* Central bank surprises with 25 bps rate cut
* Rates at record low, on par with ECB
* Crown weakens, money market rates fall
(Refiles to correct spelling of 'signs' in lead)
By Jana Mlcochova
PRAGUE, Dec 16 (Reuters) - The Czech central bank surprised markets on Wednesday by cutting interest rates to a new record low, showing concern of protracted economic weakness despite signs of slightly higher price pressures.
Policymakers trimmed the main two-week repo rate, used to skim off excess liquidity, to 1.0 percent, bringing it in line with the euro zone's main rate and far below rates in other non-euro central European countries.
The crown weakened as much as 1 percent to 26.355 per euro following the decision but later firmed back to around 26.245, above Tuesday's closing levels.
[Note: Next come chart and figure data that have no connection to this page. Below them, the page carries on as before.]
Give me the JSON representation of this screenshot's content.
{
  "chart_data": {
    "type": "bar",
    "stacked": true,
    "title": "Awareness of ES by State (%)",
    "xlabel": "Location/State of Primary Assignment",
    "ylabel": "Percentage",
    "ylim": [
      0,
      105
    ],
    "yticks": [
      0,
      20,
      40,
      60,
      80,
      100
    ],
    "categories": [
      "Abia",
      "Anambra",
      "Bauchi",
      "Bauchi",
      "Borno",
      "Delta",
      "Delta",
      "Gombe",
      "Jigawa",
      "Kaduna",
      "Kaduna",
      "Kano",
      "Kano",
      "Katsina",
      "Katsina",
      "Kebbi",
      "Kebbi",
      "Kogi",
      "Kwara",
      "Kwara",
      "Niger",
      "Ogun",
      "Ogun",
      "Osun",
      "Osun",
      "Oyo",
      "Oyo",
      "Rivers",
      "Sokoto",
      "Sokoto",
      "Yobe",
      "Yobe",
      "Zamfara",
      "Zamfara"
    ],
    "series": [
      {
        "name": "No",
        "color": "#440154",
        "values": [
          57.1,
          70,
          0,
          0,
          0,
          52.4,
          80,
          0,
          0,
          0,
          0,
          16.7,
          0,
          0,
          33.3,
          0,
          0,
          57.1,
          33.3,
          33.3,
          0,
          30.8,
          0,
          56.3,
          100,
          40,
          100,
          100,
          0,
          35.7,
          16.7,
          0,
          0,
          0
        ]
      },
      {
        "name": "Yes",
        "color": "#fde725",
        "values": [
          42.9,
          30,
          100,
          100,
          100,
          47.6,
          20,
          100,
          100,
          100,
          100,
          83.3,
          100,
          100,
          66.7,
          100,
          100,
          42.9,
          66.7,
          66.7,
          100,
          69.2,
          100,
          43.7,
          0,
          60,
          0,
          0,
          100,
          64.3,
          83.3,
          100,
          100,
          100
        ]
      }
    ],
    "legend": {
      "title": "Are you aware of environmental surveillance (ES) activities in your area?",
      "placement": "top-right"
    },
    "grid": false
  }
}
Money market rates dropped.
Analysts had said the decision would be a close call and the market had priced in a 25-50 percent chance of a cut, but most banks had forecast no change due to losses of 0.6 percent for the crown in the last month and a pick-up in inflation.
"Today's decision is a bit surprising when seen in the context of recently released data and growing risk aversion in financial markets," said Radomir Jac, chief analyst with Generali PPF Asset Management.
"Risk aversion and the possibility of a weaker crown were the key reasons for keeping interest rates on hold in November."
Analysts said rising fiscal after parliament approved extra spending for next year and uncertainty over 2011 budget ahead of election due in May also suggested caution.
The bank did note release names but confirmed market belief that the vote was narrow: 4 to 3 in favour of the move.
Vice-Governor Miroslav Singer said the bank was aware of somewhat higher inflation and currency risks for inflation, but said the cut followed the bank's quarterly inflation forecast revealed in November - although the bank did not cut back then.
"That is why the board decided, in line with the forecast, to put the rates in a direction that the forecast indicates," he said.
The forecast assumed a rate cut and saw inflation would be below the bank's 2 percent target at the end of 2010 if various one-off effects such as tax hikes are ignored.
Most economists said the move was probably the last cut in the crisis and months of stability would follow, although Singer refused to put a firm floor under the rates.
The bank also cut the Lombard rate, used for overnight lending to banks, by 25 basis points to 2.0 percent. But it left the discount rate paid to banks for overnight deposits unchanged at 0.25 percent, breaking the custom of moving all rates in sync.
Money market rates fell, with one week interbank rates down to 0.95/1.40 at 1501 GMT from 1.05/1.35 before the decision. Forward Rate Agreements, contracts betting on future changes in interest rates, eased to 1.48/1.54 from 1.62/1.67, according to Reuters data.
CROWN IN SPOTLIGHT
Dealers said the cut boosted the likelihood that the crown would be used as a funding currency of regional carry trades, which use currencies with low interest rates to invest in higher yielding ones, such as the zloty or the forint.
Analysts believe the highly open Czech economy has passed the worst in the crisis but they do not expect strong upturn.
The economy shrank at 4.1 percent in the third quarter, less than the bank forecast for a 4.9 percent contraction. It grew 0.8 percent on quarterly basis.
But shrinking household consumption and worsening labour market threatening to suppress demand supported more easing.